Jurisdiction & governing law under business contract
Most, but not all, business agreements contain a clause detailing the relevant jurisdiction, and law, to be applied in the event of a dispute. We often find businesses confused over the difference between law and jurisdiction. Put simply:
- Law: refers to the law that governs the business agreement; and
- Jurisdiction: refers to a country’s courts that will have the power to adjudicate over the agreement and its law and any dispute arising out of it.
How jurisdiction works in business contract
This means that the business agreement may be subject to French law, but adjudicated in England and Wales. We are commonly instructed on disputes relating to the sale of goods. Under sale of goods agreements, in the absence of choice, the governing law for the business agreement will be the country where the seller has its habitual residence. Legal and commercial factors will play a factor in determining exactly where the seller’s habitual residence is.

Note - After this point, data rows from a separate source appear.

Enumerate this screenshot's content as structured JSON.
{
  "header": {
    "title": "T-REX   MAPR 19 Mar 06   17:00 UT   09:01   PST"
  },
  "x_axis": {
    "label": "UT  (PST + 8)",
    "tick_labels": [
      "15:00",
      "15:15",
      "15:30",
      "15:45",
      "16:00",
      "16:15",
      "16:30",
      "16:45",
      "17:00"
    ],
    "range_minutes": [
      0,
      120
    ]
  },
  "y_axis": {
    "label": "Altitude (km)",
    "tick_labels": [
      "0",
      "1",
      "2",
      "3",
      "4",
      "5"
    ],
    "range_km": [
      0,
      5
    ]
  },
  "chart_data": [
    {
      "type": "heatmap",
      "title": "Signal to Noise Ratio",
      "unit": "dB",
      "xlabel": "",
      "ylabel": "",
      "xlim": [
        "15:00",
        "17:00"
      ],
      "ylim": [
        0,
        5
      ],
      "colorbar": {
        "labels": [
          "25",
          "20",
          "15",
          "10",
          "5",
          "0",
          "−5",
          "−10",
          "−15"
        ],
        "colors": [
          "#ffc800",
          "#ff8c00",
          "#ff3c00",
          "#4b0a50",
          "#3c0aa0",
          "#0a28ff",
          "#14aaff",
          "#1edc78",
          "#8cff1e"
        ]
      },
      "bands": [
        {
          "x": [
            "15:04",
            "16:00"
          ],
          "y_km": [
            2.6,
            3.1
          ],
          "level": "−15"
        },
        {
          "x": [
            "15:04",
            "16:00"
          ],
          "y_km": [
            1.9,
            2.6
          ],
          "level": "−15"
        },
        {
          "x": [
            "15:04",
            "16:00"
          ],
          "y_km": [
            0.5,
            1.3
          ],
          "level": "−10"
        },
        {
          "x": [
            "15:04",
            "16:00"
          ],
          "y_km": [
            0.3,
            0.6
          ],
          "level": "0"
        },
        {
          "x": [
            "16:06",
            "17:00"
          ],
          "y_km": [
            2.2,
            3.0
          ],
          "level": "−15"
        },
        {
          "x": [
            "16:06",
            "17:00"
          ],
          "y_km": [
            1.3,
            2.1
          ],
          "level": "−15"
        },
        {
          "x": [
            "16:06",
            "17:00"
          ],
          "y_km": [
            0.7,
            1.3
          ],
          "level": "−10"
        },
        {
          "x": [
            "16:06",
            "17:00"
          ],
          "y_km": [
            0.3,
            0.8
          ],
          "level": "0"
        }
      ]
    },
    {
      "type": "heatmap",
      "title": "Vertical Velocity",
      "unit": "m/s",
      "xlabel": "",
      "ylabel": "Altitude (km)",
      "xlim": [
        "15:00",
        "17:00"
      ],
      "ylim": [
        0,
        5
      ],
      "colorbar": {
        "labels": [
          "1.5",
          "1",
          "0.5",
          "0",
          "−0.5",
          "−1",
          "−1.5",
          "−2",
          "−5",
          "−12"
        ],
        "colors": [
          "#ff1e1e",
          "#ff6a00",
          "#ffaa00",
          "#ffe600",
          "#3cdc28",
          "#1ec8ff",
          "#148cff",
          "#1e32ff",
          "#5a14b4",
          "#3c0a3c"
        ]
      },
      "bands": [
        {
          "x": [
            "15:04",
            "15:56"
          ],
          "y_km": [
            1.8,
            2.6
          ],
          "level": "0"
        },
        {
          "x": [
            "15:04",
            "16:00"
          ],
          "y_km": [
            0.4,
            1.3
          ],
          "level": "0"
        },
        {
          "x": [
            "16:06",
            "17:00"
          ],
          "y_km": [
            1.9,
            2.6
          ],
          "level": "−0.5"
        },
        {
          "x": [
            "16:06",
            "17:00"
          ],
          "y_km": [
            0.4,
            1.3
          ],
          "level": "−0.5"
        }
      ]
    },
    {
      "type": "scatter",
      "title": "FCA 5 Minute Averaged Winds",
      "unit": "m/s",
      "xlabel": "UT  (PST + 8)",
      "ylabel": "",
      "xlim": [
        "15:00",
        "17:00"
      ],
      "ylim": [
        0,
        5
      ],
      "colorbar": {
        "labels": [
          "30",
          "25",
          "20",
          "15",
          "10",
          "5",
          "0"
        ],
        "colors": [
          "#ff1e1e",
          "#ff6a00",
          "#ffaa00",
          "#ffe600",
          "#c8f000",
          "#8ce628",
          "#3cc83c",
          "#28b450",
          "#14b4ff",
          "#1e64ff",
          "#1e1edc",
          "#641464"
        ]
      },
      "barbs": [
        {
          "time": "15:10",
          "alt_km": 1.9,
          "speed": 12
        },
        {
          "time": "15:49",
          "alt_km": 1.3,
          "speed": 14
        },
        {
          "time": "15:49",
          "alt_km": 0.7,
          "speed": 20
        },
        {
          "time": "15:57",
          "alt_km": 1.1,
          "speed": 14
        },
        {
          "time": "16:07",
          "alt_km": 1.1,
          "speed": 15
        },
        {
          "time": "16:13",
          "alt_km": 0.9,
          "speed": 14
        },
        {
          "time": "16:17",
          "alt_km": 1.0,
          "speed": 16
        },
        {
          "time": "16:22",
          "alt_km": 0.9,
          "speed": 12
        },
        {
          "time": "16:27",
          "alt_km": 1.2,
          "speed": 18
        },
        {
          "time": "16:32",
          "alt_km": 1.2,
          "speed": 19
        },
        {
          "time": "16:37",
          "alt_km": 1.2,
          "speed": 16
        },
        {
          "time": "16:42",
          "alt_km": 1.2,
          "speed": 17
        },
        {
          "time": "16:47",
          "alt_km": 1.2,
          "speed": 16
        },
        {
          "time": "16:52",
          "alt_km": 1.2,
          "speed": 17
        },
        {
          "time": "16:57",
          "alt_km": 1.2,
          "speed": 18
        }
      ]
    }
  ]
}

By anticipating any future dispute, and using our knowledge of the intricacies behind EU and non-EU rules on jurisdiction and law, we manage business risk and avoid exposure to litigation further down the line.
Arbitration clauses under business contract
To limit your costs should a dispute over the business agreement arise, we are able to draft suitable arbitration provisions. England and Wales is fast becoming the forum of choice for arbitration proceedings, as an alternative to the litigation procedure. This is due to the fact that usually, arbitrators are experts in their chosen field and bring commercial as well as legal knowledge to the table.
We will consider your concerns over the other party’s potential non-performance of their obligations to ensure that:
- You are not exposed to expensive and time consuming litigation over the meaning of the arbitration agreement or clause;
- Your chances of successfully enforcing an arbitration award are not jeopardised by failing to include choice of jurisdiction and/or choice of law provisions; and
- You are not bound to unnecessary and expensive procedures or rules that you are not happy with.
Mediation to resolve business contract disputes
There can be enormous benefits in terms of time and costs to consider mediation before taking steps to invoke arbitration provisions or litigation. We draft the option for you to use mediation. We also run and manage mediation processes for you making sure the evidence and everything you need for a successful outcome is in place.